The DKW F8 was a family saloon car manufactured in Germany from 1939 to 1942 by Auto Union AG, and then from 1948 to 1955 by IFA at the soviet-controlled Zwickau plant. Its predecessor and successor are the F7 and F89 models respectively, with the “F” standing for “front” in reference to the fact that the car is front-wheel drive operated. The model was mainly available in saloon and cabriolet styles.

The History of the DKW F8

Models of the DKW F8 first appeared on the German market in 1939 at the start of the Second World War, taking the place of the F7 design. The DKW F8 was made to be shorter but slightly wider than the F7. During the first year of manufacturing, the base model (Reichsklasse), the Cabriolet and the Meisterklasse sedan were all in production, but this lasted only a year as the base model and the cabriolet were discontinued in 1940 in response to the commencement of World War II. Eventually, the 692 cc Meisterklasse sedan was also taken off production in 1942. Four years after the end of the Second World War, manufacturing of the DKA F8 (now known as the IFA F8) started up again at the Zwickau plant, this time manufactured by IFA (Industrieverband Fahrzeugbau), an East German conglomerate in charge of making all the vehicles in East Germany.

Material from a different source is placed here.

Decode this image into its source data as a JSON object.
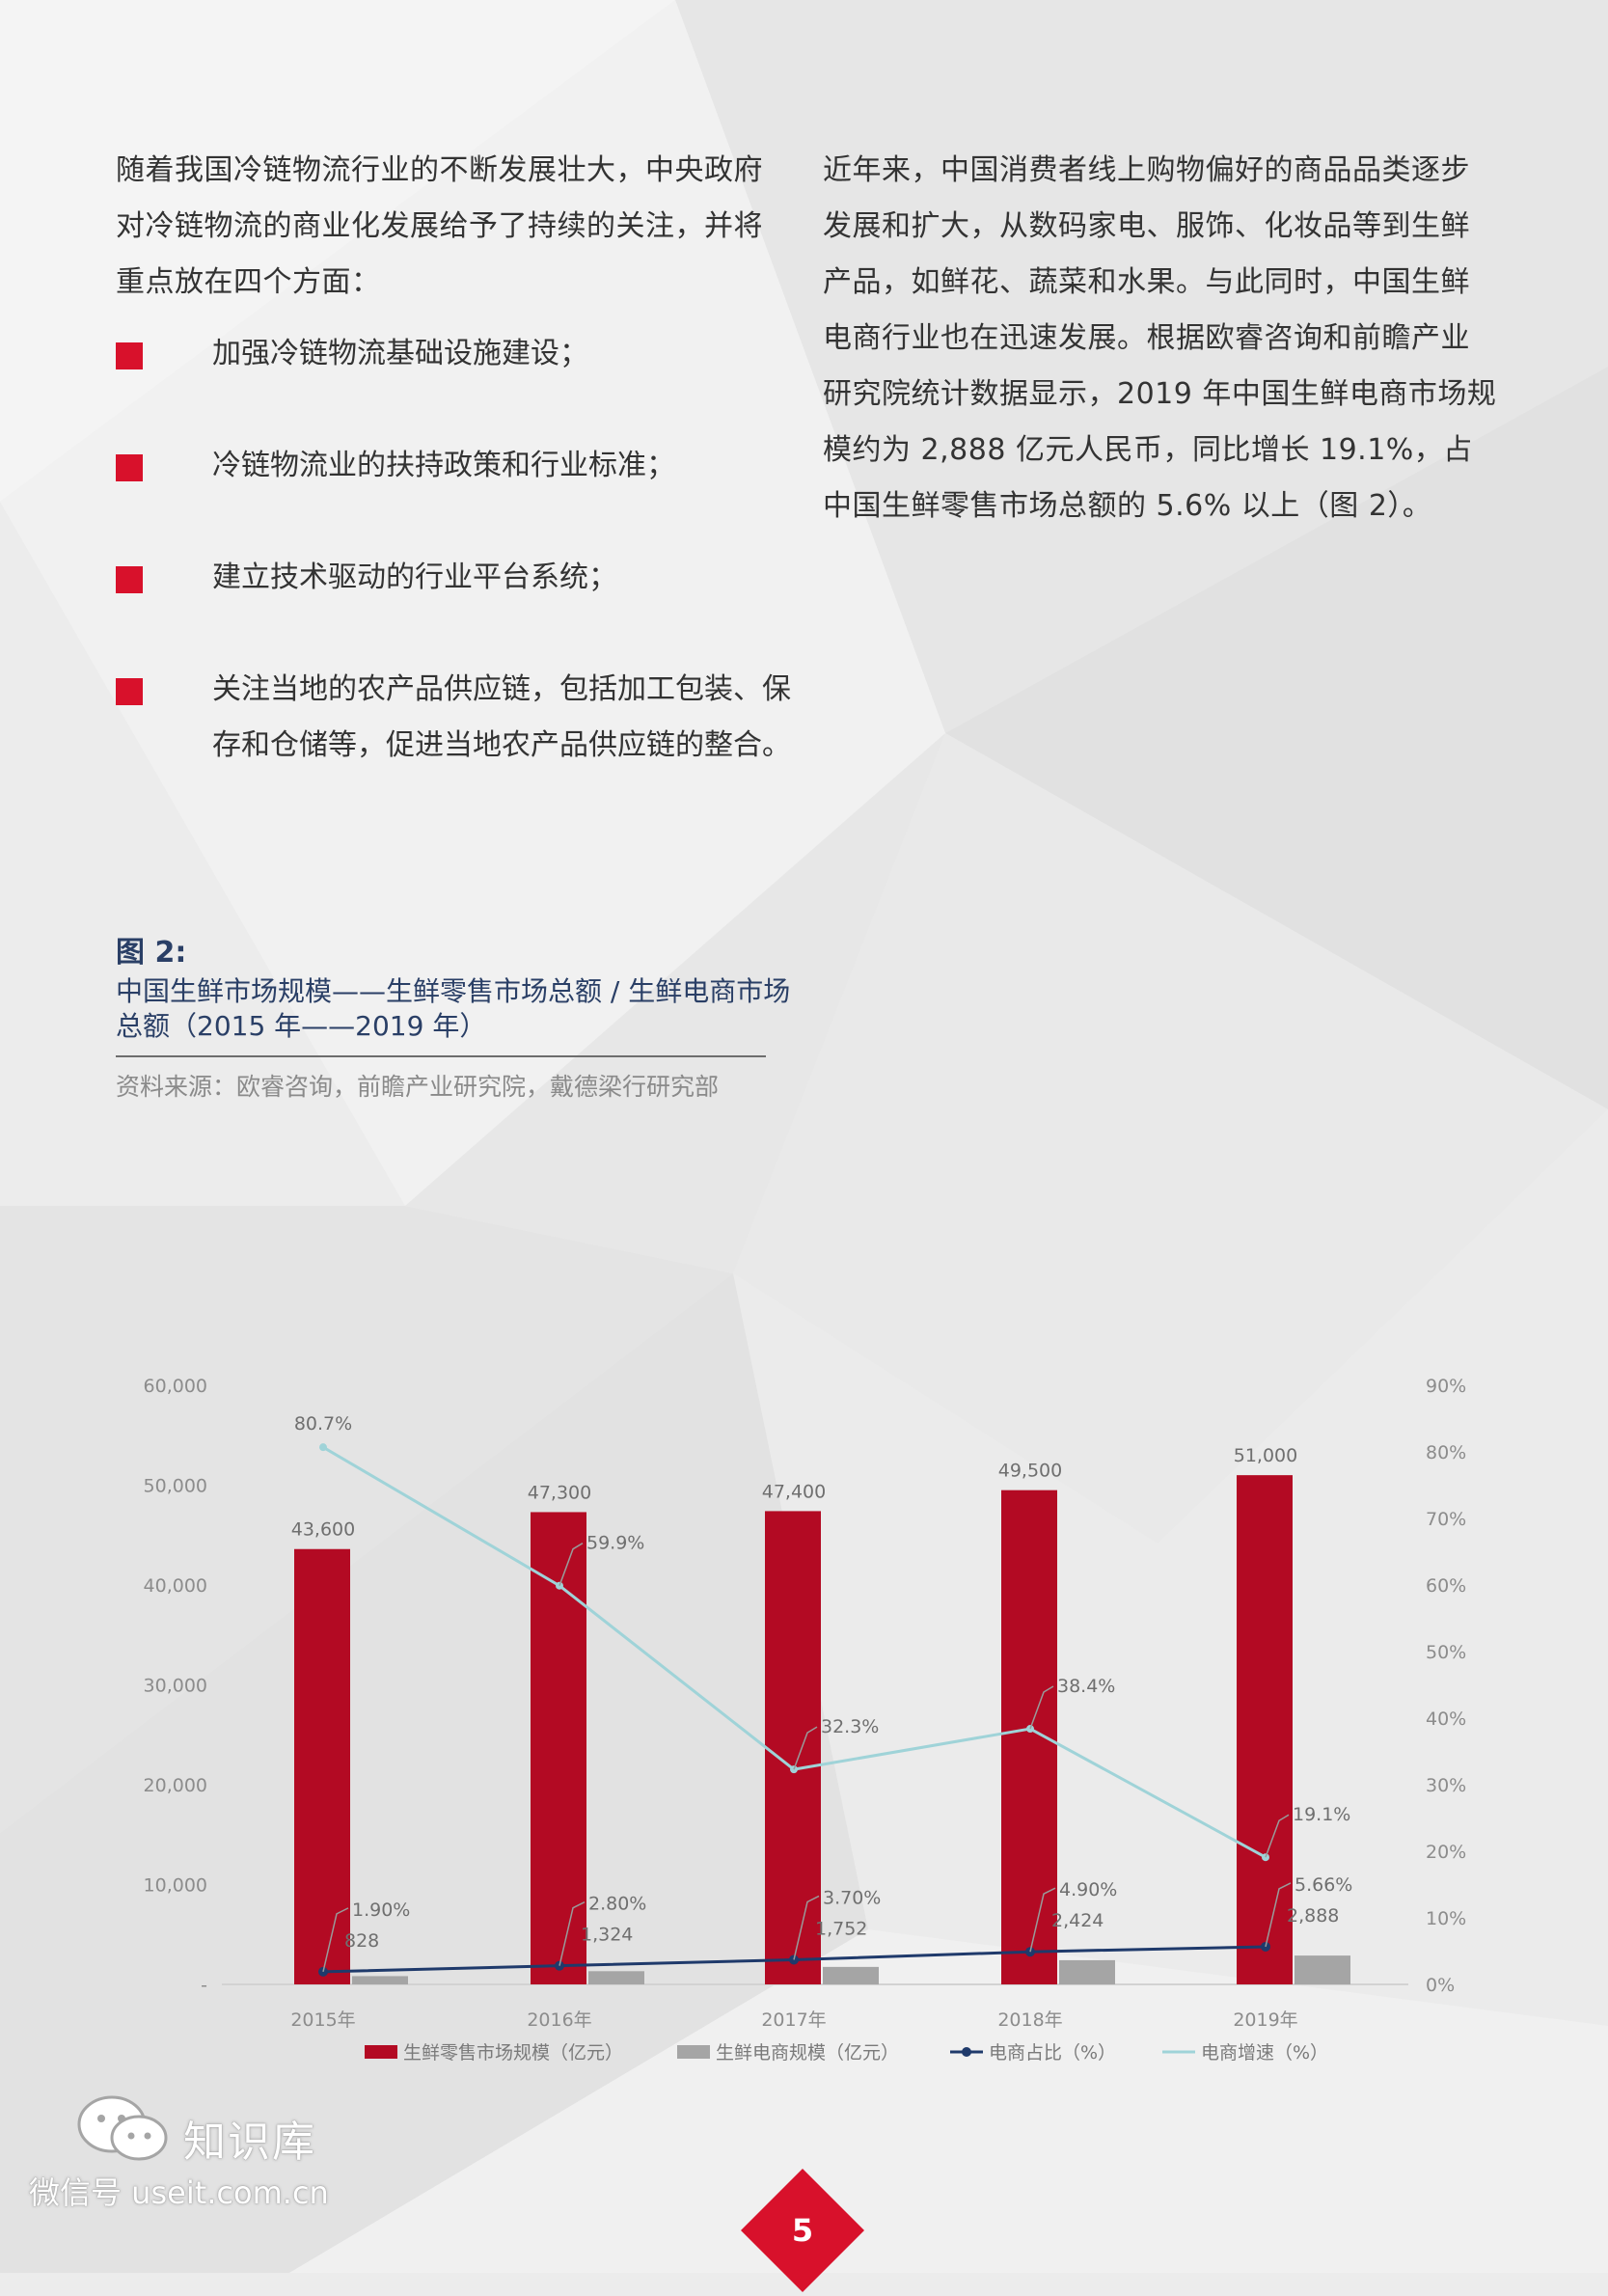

This period of production ran until 1955, a year before the IFA was dissolved. The pre-war design of the DKW F8 was out-dated for its time and so became the Zwickau P70 with an updated body. Its 1949 IFA F9 successor was likewise rebodied.

Further Information About the DKW F8

In the post-war era, the DKW F8 had many purposes besides being a small family car. The range of body-styles available included station wagon, flatbed truck and delivery car designs, powered by a 3-speed manual transmission. Interestingly, the successor to the DKW F8 was originally intended to be the F9 model of the same name, but World War II put a hold on that plan and eventually East and West Germany produced their own variations. The Zwickau plant built the IFA 9 and the West built the DKW F89. Incidentally, the original manufacturer of the DKW F8 went on to become well-known German car manufacturer Audi.